Maybe my Mum has been making gestures to me, but I cannot hear them.
What a tragedy if all my life she has been trying to tell me what I've
been longing to hear but I've missed it!!
God gave me a vision years
ago I have been holding onto; I was reading a book, {a non-Christian
book!}, and I got a vision of me wearing a skirt from the olden days--long
with many petticoats. The first layers were worn, dirty, and patched,
but as each layer was revealed, it was more beautiful until the final
layer was golden! God clearly said," One day your life will be like
this skirt" In the final stages of my ministry, I saw that skirt,
and the final layer was made of golden PATCHES! God was bringing the
fragmented parts of me together to make a beautiful life.
It has been three weeks; I am still adjusting to my new self, it has
been a wilderness experience.

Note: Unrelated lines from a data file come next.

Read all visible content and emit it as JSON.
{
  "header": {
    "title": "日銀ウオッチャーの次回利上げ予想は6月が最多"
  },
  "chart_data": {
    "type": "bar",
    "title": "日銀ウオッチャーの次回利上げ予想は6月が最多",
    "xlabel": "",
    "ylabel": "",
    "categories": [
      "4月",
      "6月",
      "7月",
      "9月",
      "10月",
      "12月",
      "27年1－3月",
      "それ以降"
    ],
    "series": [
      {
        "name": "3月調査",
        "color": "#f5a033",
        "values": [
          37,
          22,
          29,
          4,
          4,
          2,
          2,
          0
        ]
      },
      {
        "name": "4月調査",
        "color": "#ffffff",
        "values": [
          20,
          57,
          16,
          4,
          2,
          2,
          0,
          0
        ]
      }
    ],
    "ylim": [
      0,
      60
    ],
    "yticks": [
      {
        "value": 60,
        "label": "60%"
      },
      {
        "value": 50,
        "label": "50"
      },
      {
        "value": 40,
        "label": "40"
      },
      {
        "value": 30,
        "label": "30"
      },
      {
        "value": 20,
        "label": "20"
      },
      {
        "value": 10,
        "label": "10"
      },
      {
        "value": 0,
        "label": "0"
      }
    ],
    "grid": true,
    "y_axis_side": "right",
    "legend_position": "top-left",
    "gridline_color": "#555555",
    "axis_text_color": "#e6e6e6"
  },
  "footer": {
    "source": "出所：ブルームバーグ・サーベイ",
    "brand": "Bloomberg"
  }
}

This morning I came across this verse;
Hebrews 10:36: "You need to persevere so that when you have done
the will of God, you will receive what He has promised". One of
the amazing things, well two really, was that during the ministry I was
not made to go back over the past; and for the first time I was given
permission to interact with the personalities. Pure joy! I am off all
medications and I believe I was being programmed to harm our Pastor.
He more than likely would have been killed and me in jail!